Beth Medrash Govoha was much smaller then, and I used to come to Maariv in yeshivah, in the simchah room of the Rivington, at 10:45, and try to guess who was a bochur. I’d go over to one or two guys a night, introduce myself, and just say, “Hi, I’m a shadchan, can I help you?” I’m a people person — I’ve never been afraid of people. If a guy was there for a few nights in a row, I understood that he didn’t have a date, and was probably available.
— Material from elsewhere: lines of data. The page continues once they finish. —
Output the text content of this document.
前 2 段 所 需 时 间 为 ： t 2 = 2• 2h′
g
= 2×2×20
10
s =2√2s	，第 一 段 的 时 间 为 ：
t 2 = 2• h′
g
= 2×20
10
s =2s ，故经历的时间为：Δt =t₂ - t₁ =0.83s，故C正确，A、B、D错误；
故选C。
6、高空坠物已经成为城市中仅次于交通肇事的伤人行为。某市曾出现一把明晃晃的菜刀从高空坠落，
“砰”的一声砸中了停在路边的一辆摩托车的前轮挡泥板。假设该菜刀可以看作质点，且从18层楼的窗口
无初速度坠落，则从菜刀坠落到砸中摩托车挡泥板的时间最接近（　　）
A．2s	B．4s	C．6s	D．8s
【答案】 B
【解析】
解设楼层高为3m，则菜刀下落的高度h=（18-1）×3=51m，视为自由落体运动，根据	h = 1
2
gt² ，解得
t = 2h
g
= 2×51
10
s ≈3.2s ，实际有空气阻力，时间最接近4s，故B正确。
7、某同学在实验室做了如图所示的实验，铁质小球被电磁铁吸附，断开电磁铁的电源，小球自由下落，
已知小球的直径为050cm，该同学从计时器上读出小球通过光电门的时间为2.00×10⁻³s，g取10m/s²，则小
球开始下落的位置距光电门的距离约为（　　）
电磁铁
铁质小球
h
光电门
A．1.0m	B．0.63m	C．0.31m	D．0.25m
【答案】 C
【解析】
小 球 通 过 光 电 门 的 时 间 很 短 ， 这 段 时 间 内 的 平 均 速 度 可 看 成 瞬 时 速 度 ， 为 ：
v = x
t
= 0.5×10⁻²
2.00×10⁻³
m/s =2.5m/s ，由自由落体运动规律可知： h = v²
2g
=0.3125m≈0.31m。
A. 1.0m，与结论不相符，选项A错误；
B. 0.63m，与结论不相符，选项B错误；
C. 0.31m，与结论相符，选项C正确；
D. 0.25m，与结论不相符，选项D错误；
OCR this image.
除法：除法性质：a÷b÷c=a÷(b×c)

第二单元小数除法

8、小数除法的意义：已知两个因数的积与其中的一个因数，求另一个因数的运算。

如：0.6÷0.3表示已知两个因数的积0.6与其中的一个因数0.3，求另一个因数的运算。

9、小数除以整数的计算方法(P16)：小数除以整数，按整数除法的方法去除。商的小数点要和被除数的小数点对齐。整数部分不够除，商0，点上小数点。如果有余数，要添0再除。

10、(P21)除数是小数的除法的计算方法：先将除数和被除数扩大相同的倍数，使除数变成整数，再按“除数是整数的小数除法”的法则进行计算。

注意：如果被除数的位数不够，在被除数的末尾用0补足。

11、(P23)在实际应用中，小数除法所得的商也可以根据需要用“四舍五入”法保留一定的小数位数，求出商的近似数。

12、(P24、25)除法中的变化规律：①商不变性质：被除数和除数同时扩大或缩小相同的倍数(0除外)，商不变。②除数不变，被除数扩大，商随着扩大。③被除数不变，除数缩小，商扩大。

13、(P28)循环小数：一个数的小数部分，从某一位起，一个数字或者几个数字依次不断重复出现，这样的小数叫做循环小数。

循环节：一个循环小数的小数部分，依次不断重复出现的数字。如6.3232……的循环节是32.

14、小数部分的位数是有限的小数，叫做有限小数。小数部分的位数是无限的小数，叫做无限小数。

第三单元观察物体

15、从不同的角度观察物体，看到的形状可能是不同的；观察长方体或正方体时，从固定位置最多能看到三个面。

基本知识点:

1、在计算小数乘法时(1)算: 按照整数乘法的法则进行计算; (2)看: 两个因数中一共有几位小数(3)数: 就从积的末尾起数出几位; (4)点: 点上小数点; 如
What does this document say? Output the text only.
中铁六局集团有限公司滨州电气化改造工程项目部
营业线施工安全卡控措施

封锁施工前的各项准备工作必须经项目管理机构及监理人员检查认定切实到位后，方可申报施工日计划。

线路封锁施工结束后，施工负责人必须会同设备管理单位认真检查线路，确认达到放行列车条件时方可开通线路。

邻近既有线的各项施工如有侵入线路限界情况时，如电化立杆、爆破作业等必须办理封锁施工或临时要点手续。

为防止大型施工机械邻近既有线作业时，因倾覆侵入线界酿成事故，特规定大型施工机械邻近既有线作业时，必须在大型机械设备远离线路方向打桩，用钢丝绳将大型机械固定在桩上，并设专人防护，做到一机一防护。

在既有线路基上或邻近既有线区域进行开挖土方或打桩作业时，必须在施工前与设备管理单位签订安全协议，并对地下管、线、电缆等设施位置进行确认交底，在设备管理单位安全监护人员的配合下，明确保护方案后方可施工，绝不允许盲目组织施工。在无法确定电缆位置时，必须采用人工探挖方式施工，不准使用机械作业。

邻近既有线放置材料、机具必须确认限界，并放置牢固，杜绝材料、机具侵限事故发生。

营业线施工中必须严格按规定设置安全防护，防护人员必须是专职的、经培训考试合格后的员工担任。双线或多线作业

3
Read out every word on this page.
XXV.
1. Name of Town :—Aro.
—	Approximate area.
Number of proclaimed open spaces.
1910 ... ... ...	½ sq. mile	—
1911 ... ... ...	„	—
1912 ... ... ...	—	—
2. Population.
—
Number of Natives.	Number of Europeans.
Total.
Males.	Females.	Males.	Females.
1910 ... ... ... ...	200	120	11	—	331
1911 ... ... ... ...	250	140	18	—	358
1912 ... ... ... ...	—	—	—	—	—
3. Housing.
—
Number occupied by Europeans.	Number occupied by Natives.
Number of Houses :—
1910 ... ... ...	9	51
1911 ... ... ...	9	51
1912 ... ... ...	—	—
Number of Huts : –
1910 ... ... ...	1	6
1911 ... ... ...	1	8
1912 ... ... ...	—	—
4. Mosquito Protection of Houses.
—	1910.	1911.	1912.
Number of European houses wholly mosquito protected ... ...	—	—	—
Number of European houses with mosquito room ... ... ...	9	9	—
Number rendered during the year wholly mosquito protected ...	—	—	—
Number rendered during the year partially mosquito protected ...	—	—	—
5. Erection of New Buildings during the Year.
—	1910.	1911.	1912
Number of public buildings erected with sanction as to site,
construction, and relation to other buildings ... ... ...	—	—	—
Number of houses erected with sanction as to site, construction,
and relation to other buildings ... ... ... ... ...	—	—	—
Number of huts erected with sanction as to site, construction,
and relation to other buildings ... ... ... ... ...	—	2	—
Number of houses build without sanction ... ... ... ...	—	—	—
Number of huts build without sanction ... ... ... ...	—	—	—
If I had an idea after I’d spoken to him, I’d reach out to his parents and introduce myself, explain that I’d just gotten involved in shidduchim, and when the mother would say, “Why do you think, of all the girls in the world, that this one is right for my son?” I would always try to answer with humor. “Well,” I’d say, “I just stood outside in the dark and threw a dart across the entire world, and it fell on this house…”

 

I’d actually made one shidduch before I started — my sister to my best friend — but the irony was that once I was officially a shadchan, the first few shidduchim I made were not for Lakewood bochurim, but for Ner Israel guys I knew from my wife’s hometown of Baltimore. The pool of girls I knew of was originally small, comprising some who my wife knew, and others from our family connections.

Once shidduchim started happening, I started to get phone calls from girls’ parents. All it takes to spread a shadchan’s name is word of mouth, because when people come to a vort they ask who the shadchan is, and then the calls start coming. There weren’t too many shadchanim then, but the yeshivah world was also much smaller.

Back then, there was no such thing as a shidduch resume. I had colored sticky notes all over my office with names on them, and if someone gave me a yes, I had to write down all their basic information myself. I don’t think that the dating process itself has changed though, although it’s impossible to generalize, because every couple is different. Today there are so many more people who need to get married, but there are not that many more shadchanim. I understand that people are reluctant to get involved in redting shidduchim, but they have to understand that every shidduch is a miracle. A shadchan has to have a certain flair for people, but Hashem really makes the shidduch. And our success rate is how many people we try to help, not how many shidduchim we make. I will never forget the guy whose daughter got engaged at twenty-nine. In the end, I didn’t make her shidduch, but the father said to me, “You were my wife’s Prozac over the past years, because you kept trying.”

Resumes have made things easier, but at the end of the day, the shadchan still needs to sell a shidduch — a job, an achrayus, and a privilege.

Rabbi Meir Levi is a well-known Lakewood shadchan.